Fast-growing right-wing terrorism remains the biggest threat — with Northern Irish and Islamist extremism also a concern, BBC News reported.
To make matters worse, the ongoing Covid lockdown has raised the risk of online contact between groups, and made covert surveillance harder, he added.
Fewer crowds give adversaries fewer opportunities to attack but make the job of MI5’s watchers more conspicuous.
“We spend our days and nights planting microphones in attics — with warrants — and meeting covert informants,” said McCallum, a 24-year MI5 veteran, “so we are used to operating in secret with extreme care.”
McCallum said the UK faced threats “up to and including assassinations, as the Alexei Navalny poisoning reminds us; threats to our economy, our academic research, our infrastructure and, much discussed, threats to our democracy.”

But the agency has drawn its share of criticism.
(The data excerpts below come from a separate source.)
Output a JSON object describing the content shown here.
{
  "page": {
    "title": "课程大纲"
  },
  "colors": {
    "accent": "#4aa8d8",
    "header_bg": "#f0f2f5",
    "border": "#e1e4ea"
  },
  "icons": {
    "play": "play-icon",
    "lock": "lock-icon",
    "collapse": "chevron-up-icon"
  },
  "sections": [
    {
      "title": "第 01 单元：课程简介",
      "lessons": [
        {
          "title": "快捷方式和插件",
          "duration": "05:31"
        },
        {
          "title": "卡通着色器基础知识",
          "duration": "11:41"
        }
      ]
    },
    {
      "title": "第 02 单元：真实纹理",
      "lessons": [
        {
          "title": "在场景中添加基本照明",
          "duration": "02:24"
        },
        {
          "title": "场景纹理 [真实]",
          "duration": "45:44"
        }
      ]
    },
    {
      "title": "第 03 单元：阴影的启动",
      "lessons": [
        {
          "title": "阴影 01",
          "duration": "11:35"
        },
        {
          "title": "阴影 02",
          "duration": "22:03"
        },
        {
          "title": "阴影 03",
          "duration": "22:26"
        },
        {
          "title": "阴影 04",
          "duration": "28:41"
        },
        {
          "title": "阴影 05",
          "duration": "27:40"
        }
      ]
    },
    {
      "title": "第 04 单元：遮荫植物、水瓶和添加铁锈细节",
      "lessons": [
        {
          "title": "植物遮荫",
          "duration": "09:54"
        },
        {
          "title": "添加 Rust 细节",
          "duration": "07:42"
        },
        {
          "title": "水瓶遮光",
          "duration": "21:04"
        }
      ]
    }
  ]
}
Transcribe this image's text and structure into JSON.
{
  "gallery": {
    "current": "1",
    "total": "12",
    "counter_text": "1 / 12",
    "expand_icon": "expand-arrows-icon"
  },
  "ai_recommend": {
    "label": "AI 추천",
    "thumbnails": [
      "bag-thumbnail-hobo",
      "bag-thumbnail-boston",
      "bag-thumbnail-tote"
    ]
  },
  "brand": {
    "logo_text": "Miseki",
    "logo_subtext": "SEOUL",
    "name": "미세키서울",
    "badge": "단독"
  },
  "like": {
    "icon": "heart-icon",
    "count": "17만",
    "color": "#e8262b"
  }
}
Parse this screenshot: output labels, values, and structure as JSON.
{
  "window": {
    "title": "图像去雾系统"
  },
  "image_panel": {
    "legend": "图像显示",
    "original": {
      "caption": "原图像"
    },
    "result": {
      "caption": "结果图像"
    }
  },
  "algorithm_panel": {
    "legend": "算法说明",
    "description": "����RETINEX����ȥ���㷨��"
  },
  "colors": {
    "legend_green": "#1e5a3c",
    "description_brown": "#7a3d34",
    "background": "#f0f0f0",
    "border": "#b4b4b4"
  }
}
Some in Westminster have argued that MI5 needs to refocus on countering China and Russia, The Guardian reported.
Over the summer, parliament’s watchdog intelligence and security committee accused the spy agencies of “taking their eye off the ball” when it came to Russian activities in the UK.
McCallum insisted that jihadist plots still form the bulk of UK investigations, pointing out there are still tens of thousands of people committed to that ideology, BBC News reported.
The challenge was to make the difficult judgments on the small numbers amongst them who are going to turn to violence.
Out of 27 terrorist plots disrupted in the last four years, eight have involved right-wing extremists.
The Manchester bombing of 2017 prompted public criticism that MI5 should have done more to stop it, BBC reported.
There have been sweeping changes but the hardest thing for anyone in MI5 is that “we cannot stop every single attack,” McCallum said.
According to The Guardian, McCallum also pledged the domestic intelligence service would boost its diversity and said the Black Lives Matter movement had prompted “really deep and searching conversations with our own people.”
As for dealing with China, McCallum said it requires a complicated balance, citing a need to work with China on major issues, but at the same time being robust in confronting its covert activity, BBC reported.
McCallum, who spent years running covert informants and later led investigative teams before the 2012 London Olympics, used a meteorological analogy, saying Russia was like bad weather but China was a far greater challenge in the long-term and more like climate change.
He advised that the UK needed to proceed carefully on China because of the economic impact of total disengagement, The Guardian reported.
Britain needed “a broad conversation across government and, crucially, beyond, to reach wise judgments around how the UK interacts with China on both opportunities and risks,” he said.
On the positive side, MI5 also regularly compares notes with its counterparts in the FBI, European agencies and the other nations in the Five Eyes grouping — US, Canada, Australia and New Zealand.
And new legislation is expected to make a big difference in bringing the law up to date in criminalizing what foreign espionage agents get up to inside Britain.